Ingredients:
- 1 bowl Cooked sushi rice (170g)
- 1 sheet Nori seaweed
- 1 tablespoon Flying fish roe
- 1 tablespoon Sesame seeds
- 1 piece Cucumber, cut into 1-cm-thick sticks
- 1 piece Thick tamagoyaki (rolled omelette), cut into 1-cm-thick sticks
- 1 piece Salmon or crab stick, cut into 1/8 lengthways
- 1 Avocado, sliced into eighths lengthwise
- 1 Red leaf lettuce, leaves separated
- 1 tablespoon Pickled ginger in sweet vinegar
- 1 small handful Daikon radish sprouts
Instructions:
- Cut cucumber, tamagoyaki, and salmon or crab stick into 1-cm-thick sticks. Slice avocado into eighths lengthwise.
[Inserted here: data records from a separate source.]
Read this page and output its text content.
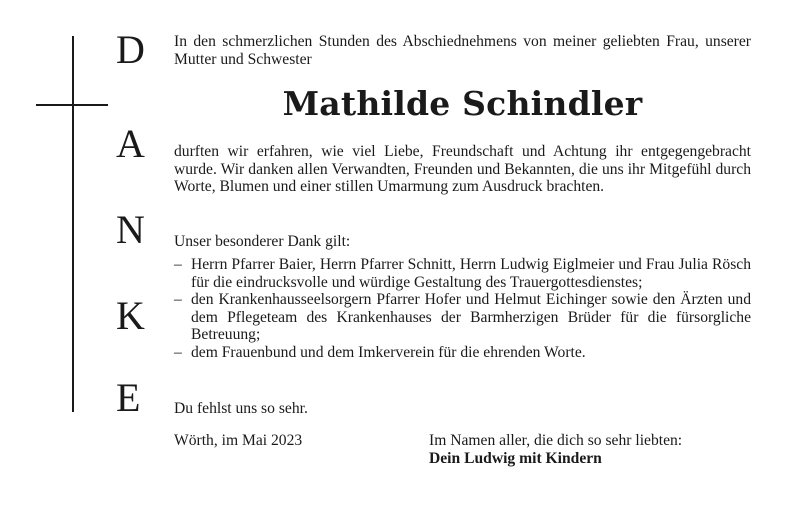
D
A
N
K
E
In den schmerzlichen Stunden des Abschiednehmens von meiner geliebten Frau, unserer Mutter und Schwester
Mathilde Schindler
durften wir erfahren, wie viel Liebe, Freundschaft und Achtung ihr entgegengebracht wurde. Wir danken allen Verwandten, Freunden und Bekannten, die uns ihr Mitgefühl durch Worte, Blumen und einer stillen Umarmung zum Ausdruck brachten.
Unser besonderer Dank gilt:
– Herrn Pfarrer Baier, Herrn Pfarrer Schnitt, Herrn Ludwig Eiglmeier und Frau Julia Rösch für die eindrucksvolle und würdige Gestaltung des Trauergottesdienstes;
– den Krankenhausseelsorgern Pfarrer Hofer und Helmut Eichinger sowie den Ärzten und dem Pflegeteam des Krankenhauses der Barmherzigen Brüder für die fürsorgliche Betreuung;
– dem Frauenbund und dem Imkerverein für die ehrenden Worte.
Du fehlst uns so sehr.
Wörth, im Mai 2023	Im Namen aller, die dich so sehr liebten:
Dein Ludwig mit Kindern
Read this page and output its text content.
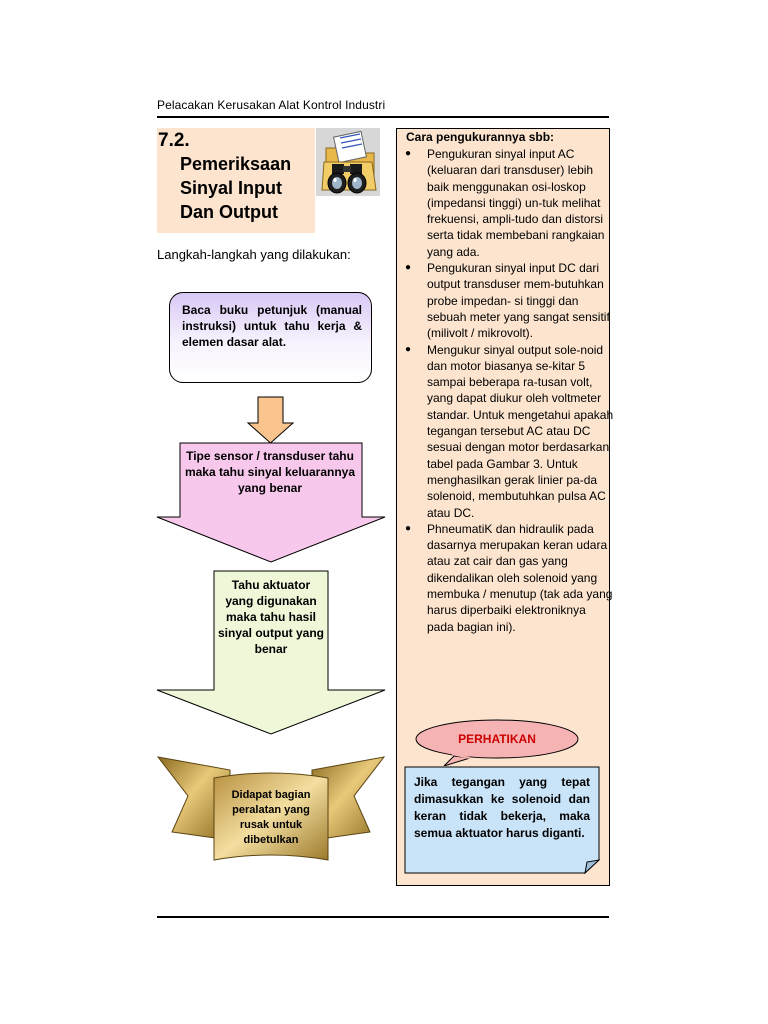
Pelacakan Kerusakan Alat Kontrol Industri
7.2.
Pemeriksaan
Sinyal Input
Dan Output
Langkah-langkah yang dilakukan:
Baca buku petunjuk (manual instruksi) untuk tahu kerja & elemen dasar alat.
Tipe sensor / transduser tahu maka tahu sinyal keluarannya yang benar
Tahu aktuator yang digunakan maka tahu hasil sinyal output yang benar
Didapat bagian peralatan yang rusak untuk dibetulkan
Cara pengukurannya sbb:
● Pengukuran sinyal input AC (keluaran dari transduser) lebih baik menggunakan osi-loskop (impedansi tinggi) un-tuk melihat frekuensi, ampli-tudo dan distorsi serta tidak membebani rangkaian yang ada.
● Pengukuran sinyal input DC dari output transduser mem-butuhkan probe impedan- si tinggi dan sebuah meter yang sangat sensitif (milivolt / mikrovolt).
● Mengukur sinyal output sole-noid dan motor biasanya se-kitar 5 sampai beberapa ra-tusan volt, yang dapat diukur oleh voltmeter standar. Untuk mengetahui apakah tegangan tersebut AC atau DC sesuai dengan motor berdasarkan tabel pada Gambar 3. Untuk menghasilkan gerak linier pa-da solenoid, membutuhkan pulsa AC atau DC.
● PhneumatiK dan hidraulik pada dasarnya merupakan keran udara atau zat cair dan gas yang dikendalikan oleh solenoid yang membuka / menutup (tak ada yang harus diperbaiki elektroniknya pada bagian ini).
PERHATIKAN
Jika tegangan yang tepat dimasukkan ke solenoid dan keran tidak bekerja, maka semua aktuator harus diganti.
- Lay a sheet of nori on a piece of cling film. Spread a layer of sushi rice evenly over the nori, leaving a border at the top and bottom.
- Flip the nori with rice onto the cling film. Layer red leaf lettuce first, then the other filling ingredients.
- Starting from the front, gently roll the sushi away from you while using your fingers to press tightly. Avoid including cling film in the roll.
- Wrap the sushi roll in cling film and place it inside the makisu mat. Press firmly and allow it to rest for 10-20 minutes.
- Coat the outside of the sushi with sesame seeds and flying fish roe, spreading it evenly with a spoon.
- Top with daikon radish sprouts and serve with optional pickled ginger.
- Optionally, serve with soy sauce and mayonnaise or use leftover ingredients to make a colorful seafood delight salad.